Louis Charles «Dizzy» «Charlie» LEWIS

(Pianiste)


(Orchestre Leon Abbey, avec Charlie Lewis au piano)

Né à Chattanooga (Tennessee) le 16 octobre 1903

Décédé à ? Le ?

Il obtient un diplôme musical à la «Fisk University» où il est initié au jazz par Jimmie LUNCEFORD.

En 1924 il joue autour de Nashville et se rend à New York en 1925. Pendant la saison d’été il joue avec LUNCEFORD à Belmar (New Jersey), et en 1927, il est membre de l’orchestre du banjoïste Elmer SNOWDEN. Il se rend ensuite en France où l’année suivante il joue avec le chanteur et chef d’orchestre Noble SISSLE aux «Ambassadeurs» à Paris. En 1935 il rejoint l’orchestre du violoniste Leon ABBEY pour une tournée en Inde. Il tourne ainsi avec Abbey jusqu’en 1939. De mai à juillet 1939 il est interdit de séjour au Danemark pour dette dans un hôtel d’Odense.

Très intéressé par la culture française, en 1940 il est suffisamment habile dans la pratique de la langue française pour se faire passer pour un antillais français nommé Charles LOUIS et de ce fait éviter l’internement par les occupants nazis en France. Il travaille alors et enregistre en Belgique avec le saxophoniste alto André EKYAN en 1943. Durant l’occupation, il est très demandé pour jouer et enregistrer avec le saxophoniste Alix COMBELLE, le trompettiste Philippe BRUN et le guitariste Django REINHARDT en 1940 et avec le clarinettiste Hubert ROSTAING et le guitariste Maceo JEFFERSON en 1941. Pendant la dernière année de l’occupation, sous le nom de Piano Swing, il fait une série d’enregistrements en trio jouant en jazz des chansons populaires et des standards américains retitrés en français pour éviter les foudres de l’administration nazie. De 1941 à 1945 il est membre d’un groupe dirigé par l’accordéoniste Émile CARRARA qui s’exprime dans un idiome issu de la fusion du jazz et de la musique française traditionnelle.
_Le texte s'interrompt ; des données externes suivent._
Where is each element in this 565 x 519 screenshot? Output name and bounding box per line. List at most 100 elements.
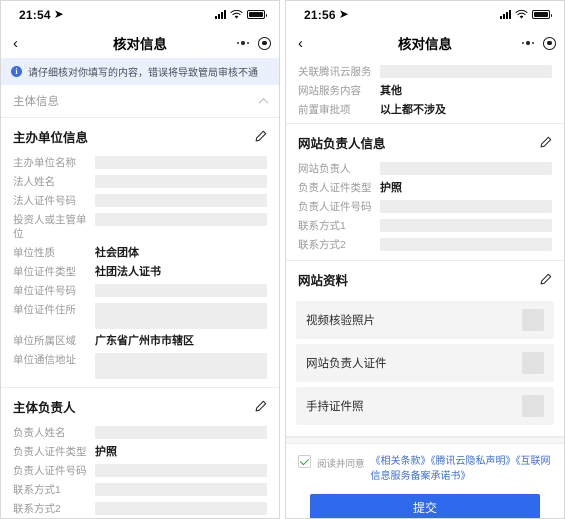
location-arrow-icon: ➤: [338, 6, 349, 21]
left-sections-container: 主办单位信息 主办单位名称 法人姓名 法人证件号码 投资人或主管单位 单位性质 社会团体 单位…: [1, 118, 279, 518]
field-value-masked[interactable]: [380, 161, 552, 175]
field-value: 社团法人证书: [95, 265, 161, 278]
material-thumbnail[interactable]: [522, 395, 544, 417]
agreement-checkbox[interactable]: [298, 455, 311, 468]
wifi-icon: [515, 9, 528, 19]
section-title: 主体负责人: [13, 401, 76, 415]
status-time-text: 21:56: [304, 7, 336, 22]
field-label: 单位所属区域: [13, 334, 76, 347]
form-field: 负责人证件号码: [1, 461, 279, 480]
submit-button[interactable]: 提交: [310, 494, 540, 518]
section-header: 主办单位信息: [1, 118, 279, 153]
field-label: 主办单位名称: [13, 156, 76, 169]
material-row[interactable]: 视频核验照片: [296, 301, 554, 339]
field-label: 负责人证件类型: [13, 445, 87, 458]
material-label: 网站负责人证件: [306, 358, 387, 370]
status-icons-left: [215, 9, 267, 20]
nav-bar-right: ‹ 核对信息: [286, 28, 564, 58]
material-row[interactable]: 网站负责人证件: [296, 344, 554, 382]
section-title: 网站负责人信息: [298, 137, 386, 151]
field-value-masked[interactable]: [95, 352, 267, 379]
form-field: 法人证件号码: [1, 191, 279, 210]
field-value-masked[interactable]: [95, 425, 267, 439]
field-value-masked[interactable]: [380, 237, 552, 251]
wifi-icon: [230, 9, 243, 19]
back-icon[interactable]: ‹: [13, 36, 33, 51]
field-label: 前置审批项: [298, 103, 351, 116]
field-label: 单位通信地址: [13, 353, 76, 366]
form-field: 法人姓名: [1, 172, 279, 191]
form-field: 负责人证件号码: [286, 197, 564, 216]
field-label: 法人证件号码: [13, 194, 76, 207]
back-icon[interactable]: ‹: [298, 36, 318, 51]
field-value-masked[interactable]: [380, 64, 552, 78]
material-rows-container: 视频核验照片 网站负责人证件 手持证件照: [286, 301, 564, 425]
material-row[interactable]: 手持证件照: [296, 387, 554, 425]
field-value-masked[interactable]: [95, 302, 267, 329]
form-scroll-right[interactable]: 关联腾讯云服务 网站服务内容 其他 前置审批项 以上都不涉及 网站负责人信息 网站负责人负…: [286, 58, 564, 518]
edit-pencil-icon[interactable]: [539, 136, 552, 149]
location-arrow-icon: ➤: [53, 6, 64, 21]
field-value: 广东省广州市市辖区: [95, 334, 194, 347]
agreement-links[interactable]: 《相关条款》《腾讯云隐私声明》《互联网信息服务备案承诺书》: [371, 454, 552, 484]
collapse-subject-info[interactable]: 主体信息: [1, 85, 279, 118]
field-label: 负责人证件类型: [298, 181, 372, 194]
field-label: 法人姓名: [13, 175, 55, 188]
status-bar-left: 21:54 ➤: [1, 1, 279, 28]
form-section: 网站负责人信息 网站负责人 负责人证件类型 护照 负责人证件号码 联系方式1 联系方式2: [286, 124, 564, 261]
field-value: 其他: [380, 84, 402, 97]
chevron-up-icon: [258, 97, 269, 108]
agreement-link[interactable]: 《相关条款》: [371, 456, 431, 467]
field-label: 单位证件类型: [13, 265, 76, 278]
section-divider: [286, 437, 564, 444]
field-value-masked[interactable]: [95, 155, 267, 169]
field-value-masked[interactable]: [380, 199, 552, 213]
section-header: 网站负责人信息: [286, 124, 564, 159]
form-field: 前置审批项 以上都不涉及: [286, 100, 564, 119]
field-value-masked[interactable]: [95, 482, 267, 496]
notice-text: 请仔细核对你填写的内容，错误将导致管局审核不通: [28, 68, 258, 79]
form-field: 网站服务内容 其他: [286, 81, 564, 100]
field-value-masked[interactable]: [95, 193, 267, 207]
field-label: 联系方式1: [298, 219, 346, 232]
form-field: 联系方式2: [1, 499, 279, 518]
field-value-masked[interactable]: [95, 463, 267, 477]
right-top-fields-container: 关联腾讯云服务 网站服务内容 其他 前置审批项 以上都不涉及: [286, 58, 564, 124]
agreement-text: 阅读并同意: [317, 459, 365, 470]
form-field: 单位证件类型 社团法人证书: [1, 262, 279, 281]
close-target-icon[interactable]: [258, 36, 271, 50]
agreement-link[interactable]: 《腾讯云隐私声明》: [431, 456, 516, 467]
more-menu-icon[interactable]: [521, 41, 534, 45]
more-menu-icon[interactable]: [236, 41, 249, 45]
field-value-masked[interactable]: [380, 218, 552, 232]
edit-pencil-icon[interactable]: [254, 130, 267, 143]
verification-notice-banner: i 请仔细核对你填写的内容，错误将导致管局审核不通: [1, 58, 279, 85]
status-icons-right: [500, 9, 552, 20]
field-label: 负责人证件号码: [13, 464, 87, 477]
status-time-text: 21:54: [19, 7, 51, 22]
field-value-masked[interactable]: [95, 501, 267, 515]
material-label: 视频核验照片: [306, 315, 375, 327]
field-value-masked[interactable]: [95, 212, 267, 226]
close-target-icon[interactable]: [543, 36, 556, 50]
section-title: 主办单位信息: [13, 131, 89, 145]
material-label: 手持证件照: [306, 401, 364, 413]
battery-icon: [247, 10, 267, 19]
edit-pencil-icon[interactable]: [254, 400, 267, 413]
form-field: 单位通信地址: [1, 350, 279, 381]
field-value: 社会团体: [95, 246, 139, 259]
field-value-masked[interactable]: [95, 283, 267, 297]
right-sections-container: 网站负责人信息 网站负责人 负责人证件类型 护照 负责人证件号码 联系方式1 联系方式2: [286, 124, 564, 261]
material-thumbnail[interactable]: [522, 352, 544, 374]
field-value-masked[interactable]: [95, 174, 267, 188]
signal-bars-icon: [500, 10, 511, 19]
form-scroll-left[interactable]: 主体信息 主办单位信息 主办单位名称 法人姓名 法人证件号码 投资人或主管单位 单位性质社…: [1, 85, 279, 518]
collapse-label: 主体信息: [13, 96, 59, 108]
signal-bars-icon: [215, 10, 226, 19]
material-thumbnail[interactable]: [522, 309, 544, 331]
form-field: 关联腾讯云服务: [286, 62, 564, 81]
edit-pencil-icon[interactable]: [539, 273, 552, 286]
checkmark-icon: [299, 456, 309, 466]
agreement-area: 阅读并同意 《相关条款》《腾讯云隐私声明》《互联网信息服务备案承诺书》 提交 回…: [286, 444, 564, 518]
form-field: 投资人或主管单位: [1, 210, 279, 243]
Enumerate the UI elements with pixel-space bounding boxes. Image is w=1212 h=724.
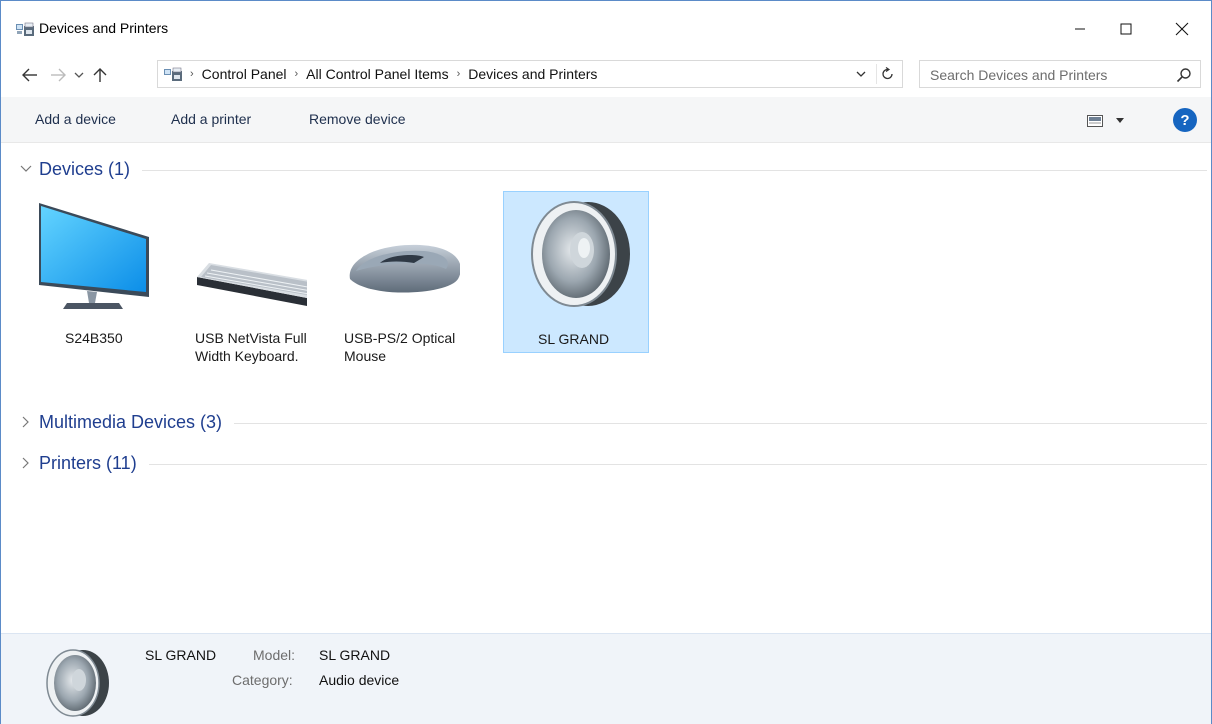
- group-header-printers[interactable]: Printers (11): [19, 451, 1207, 475]
- refresh-button[interactable]: [876, 64, 898, 84]
- device-label: USB NetVista Full Width Keyboard.: [195, 329, 307, 365]
- search-box[interactable]: [919, 60, 1201, 88]
- minimize-icon: [1075, 28, 1085, 30]
- group-header-multimedia[interactable]: Multimedia Devices (3): [19, 410, 1207, 434]
- device-label-line: USB-PS/2 Optical: [344, 330, 456, 346]
- device-list-pane: Devices (1) S24B350 USB NetVista Full Wi…: [1, 144, 1211, 632]
- mouse-icon: [349, 244, 460, 293]
- devices-printers-app-icon: [16, 22, 34, 36]
- help-button[interactable]: ?: [1173, 108, 1197, 132]
- breadcrumb-separator-icon: ›: [190, 68, 194, 80]
- device-tile-keyboard[interactable]: USB NetVista Full Width Keyboard.: [181, 191, 327, 364]
- help-icon: ?: [1180, 111, 1190, 129]
- remove-device-button[interactable]: Remove device: [309, 111, 406, 127]
- breadcrumb-separator-icon: ›: [294, 68, 299, 80]
- title-bar: Devices and Printers: [1, 1, 1211, 53]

Il reste populaire après la libération, enregistrant beaucoup de 1945 à 1947, mais il est éclipsé par les nouveaux héros du Jazz et les américains de passage.

En 1949 il enregistre avec le trompettiste «Buck» CLAYTON et Sidney BECHET, et en 1950-51 il est le pianiste du «Bricktop’s» à Paris, puis à Rome. De retour à Paris en 1952, il se produit en vedette au «Harry’s Bar», 2 rue Daunou, au début des années 1960s, puis rentre aux USA.

En 1970 il reçoit un doctorat de l’Université du Vermont pour une dissertation sur l’auteur français Marcel Proust.

On ignore la suite de sa carrière, ainsi que le lieu et la date de son décès.